About six months after raising $50 million, climate technology startup Crux is acquiring an AI-powered due diligence platform to enhance its own tools.
Crux announced today it will purchase the Boston firm Daedaline. Founded in 2023, Crux is building software to make the systems related to investment in clean energy projects more efficient.
“People just want to do these deals as well and as quickly as possible, and they want to use whatever tools are best available to them to do it.”
Alfred Johnson, Crux
The company’s platform will repurpose Daedaline’s software to streamline due diligence in financing, per Crux’s DC-based CEO and cofounder Alfred Johnson. That refers to the process of verifying information and assessing potential risks before a significant transaction. Johnson believes that undertaking is the most arduous part of getting energy infrastructure investment.
“People just want to do these deals as well and as quickly as possible,” Johnson told Technical.ly in an exclusive interview, “and they want to use whatever tools are best available to them to do it.”
Johnson, whose company’s prior funders include Lowercarbon Capital and Andreessen Horowitz, declined to disclose the financial details of the deal and Crux’s valuation.
The Daedaline brand will be subsumed into Crux with no layoffs, he said. Instead, the New York-headquartered startup’s staff is set to grow from its current near-60 headcount to between 80 and 90 employees by the end of 2025.
The Crux staff at a recent gathering in New York. (Crux/LinkedIn)
Crux provides tools for negotiating terms sheets and due diligence in its “data room,” a term for its secure portal for sensitive business documents. Crux relaunched the feature in March for its 1,000 developers and investors using the platform, and jumped from 20% to 80% adoption, per Johnson.
This acquisition does not mean an expansion of products or services, but Johnson hopes Daedaline’s software will make associated procedures faster. Crux was considering developing software similar to the Boston startup’s, and Johnson was drawn to Daedaline’s expertise and staff.
Expected success despite political headwinds
Crux’s first product — a marketplace for financial institutions, clean energy developers and tax credit buyers to sell and transfer tax credits‚— was spurred by the Inflation Reduction Act.
Despite President Donald Trump’s efforts to cancel clean energy projects across the country, including targeting states that voted for Democratic nominee Kamala Harris in 2024, Johnson is confident Crux will continue to be successful. The administration has taken specific aim at wind and solar, but is looking to nuclear to address skyrocketing power needs.

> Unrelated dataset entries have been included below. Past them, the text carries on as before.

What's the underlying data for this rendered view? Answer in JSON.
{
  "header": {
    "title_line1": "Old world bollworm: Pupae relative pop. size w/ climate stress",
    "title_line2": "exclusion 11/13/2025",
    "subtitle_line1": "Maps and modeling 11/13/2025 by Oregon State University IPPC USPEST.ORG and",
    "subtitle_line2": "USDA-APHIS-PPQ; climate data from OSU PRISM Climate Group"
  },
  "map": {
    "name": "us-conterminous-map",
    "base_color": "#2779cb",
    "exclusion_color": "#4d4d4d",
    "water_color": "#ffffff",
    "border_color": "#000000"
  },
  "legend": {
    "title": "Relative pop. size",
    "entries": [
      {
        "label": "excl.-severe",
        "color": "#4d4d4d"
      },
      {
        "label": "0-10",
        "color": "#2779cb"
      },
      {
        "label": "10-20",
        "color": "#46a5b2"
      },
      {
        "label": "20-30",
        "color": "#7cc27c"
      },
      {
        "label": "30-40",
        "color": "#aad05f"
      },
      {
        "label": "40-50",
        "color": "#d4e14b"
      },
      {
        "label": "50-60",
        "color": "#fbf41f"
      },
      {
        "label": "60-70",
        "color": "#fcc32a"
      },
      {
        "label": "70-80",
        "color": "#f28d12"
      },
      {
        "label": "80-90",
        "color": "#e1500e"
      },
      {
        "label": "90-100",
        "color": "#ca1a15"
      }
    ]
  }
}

The startup also offers more than tax credit-focused tools. Other features focus on debt capital offerings, which can also fund these energy projects.
“The real driver of that market is the fact that electricity prices have gone up, and energy demand is higher than it’s ever been,” said Johnson, who previously worked in the Department of the Treasury during the Biden presidency. “So, a ton of manufacturing infrastructure is still required.”

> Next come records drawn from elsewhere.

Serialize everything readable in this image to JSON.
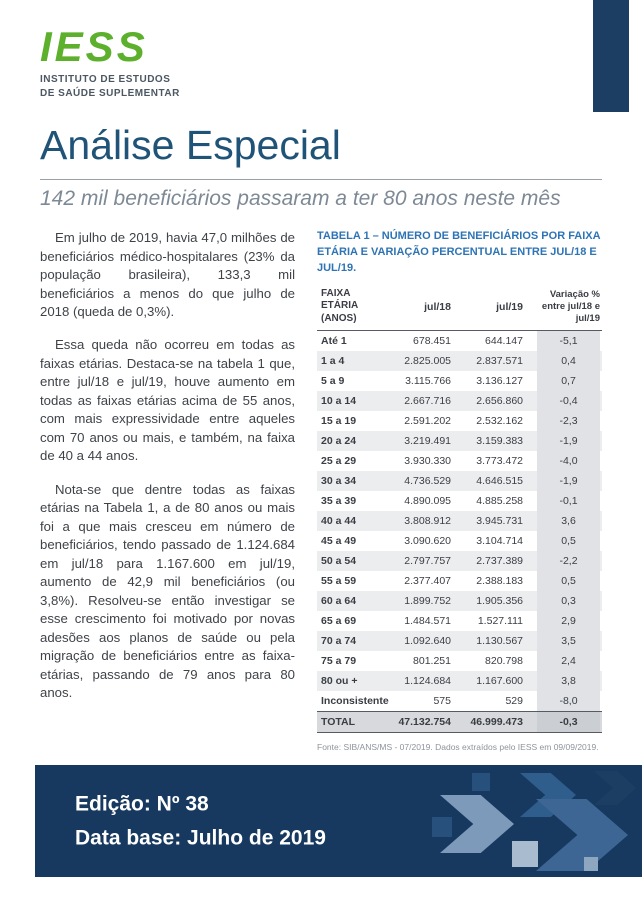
{
  "logo": {
    "name": "IESS",
    "subtitle_line1": "INSTITUTO DE ESTUDOS",
    "subtitle_line2": "DE SAÚDE SUPLEMENTAR"
  },
  "header": {
    "title": "Análise Especial",
    "subtitle": "142 mil beneficiários passaram a ter 80 anos neste mês"
  },
  "article": {
    "paragraphs": [
      "Em julho de 2019, havia 47,0 milhões de beneficiários médico-hospitalares (23% da população brasileira),  133,3 mil beneficiários a menos do que julho de 2018 (queda de 0,3%).",
      "Essa queda não ocorreu em todas as faixas etárias. Destaca-se na tabela 1 que, entre jul/18 e jul/19, houve aumento em todas as faixas etárias acima de 55 anos, com mais expressividade entre aqueles com 70 anos ou mais, e também, na faixa de 40 a 44 anos.",
      "Nota-se que  dentre todas as faixas etárias na Tabela 1, a de 80 anos ou mais foi a que mais cresceu em número de beneficiários, tendo passado de 1.124.684 em jul/18 para 1.167.600 em jul/19, aumento de 42,9 mil beneficiários (ou 3,8%). Resolveu-se então investigar se esse crescimento foi motivado por novas adesões aos planos de saúde ou pela migração de beneficiários entre as faixa-etárias, passando de 79 anos para 80 anos."
    ]
  },
  "table": {
    "title": "TABELA 1 – NÚMERO DE BENEFICIÁRIOS POR FAIXA ETÁRIA E VARIAÇÃO PERCENTUAL ENTRE JUL/18 E JUL/19.",
    "columns": [
      "FAIXA ETÁRIA (ANOS)",
      "jul/18",
      "jul/19",
      "Variação % entre jul/18 e jul/19"
    ],
    "rows": [
      [
        "Até 1",
        "678.451",
        "644.147",
        "-5,1"
      ],
      [
        "1 a 4",
        "2.825.005",
        "2.837.571",
        "0,4"
      ],
      [
        "5 a 9",
        "3.115.766",
        "3.136.127",
        "0,7"
      ],
      [
        "10 a 14",
        "2.667.716",
        "2.656.860",
        "-0,4"
      ],
      [
        "15 a 19",
        "2.591.202",
        "2.532.162",
        "-2,3"
      ],
      [
        "20 a 24",
        "3.219.491",
        "3.159.383",
        "-1,9"
      ],
      [
        "25 a 29",
        "3.930.330",
        "3.773.472",
        "-4,0"
      ],
      [
        "30 a 34",
        "4.736.529",
        "4.646.515",
        "-1,9"
      ],
      [
        "35 a 39",
        "4.890.095",
        "4.885.258",
        "-0,1"
      ],
      [
        "40 a 44",
        "3.808.912",
        "3.945.731",
        "3,6"
      ],
      [
        "45 a 49",
        "3.090.620",
        "3.104.714",
        "0,5"
      ],
      [
        "50 a 54",
        "2.797.757",
        "2.737.389",
        "-2,2"
      ],
      [
        "55 a 59",
        "2.377.407",
        "2.388.183",
        "0,5"
      ],
      [
        "60 a 64",
        "1.899.752",
        "1.905.356",
        "0,3"
      ],
      [
        "65 a 69",
        "1.484.571",
        "1.527.111",
        "2,9"
      ],
      [
        "70 a 74",
        "1.092.640",
        "1.130.567",
        "3,5"
      ],
      [
        "75 a 79",
        "801.251",
        "820.798",
        "2,4"
      ],
      [
        "80 ou +",
        "1.124.684",
        "1.167.600",
        "3,8"
      ],
      [
        "Inconsistente",
        "575",
        "529",
        "-8,0"
      ],
      [
        "TOTAL",
        "47.132.754",
        "46.999.473",
        "-0,3"
      ]
    ],
    "source": "Fonte: SIB/ANS/MS - 07/2019. Dados extraídos pelo IESS em 09/09/2019."
  },
  "footer": {
    "edition": "Edição: Nº 38",
    "database": "Data base: Julho de 2019"
  },
  "colors": {
    "brand_green": "#5CB02C",
    "navy": "#17395F",
    "title_blue": "#1F5377",
    "table_title_blue": "#2E74B5"
  }
}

Economic benefits for streamlined diligence
A typical tax credit transaction can take three-to-12 weeks of diligence, hundreds of hours and thousands in cash, Johnson explained. That’s why this acquisition is important.
“The more we can help [clients] with that process, extract information, deliver insights, support it with context,” Johnson said, “the better decisions they can make the more rapidly.”
The AI software will extract context and key information for users, he said. For example, in deal documents, the technology can provide guidance like recommendations to swap out clauses.
This by no means replaces lawyers, he explained.
“People are still going to do their diligence,” per Johnson. “This is to support that being as efficient and intelligent as possible.”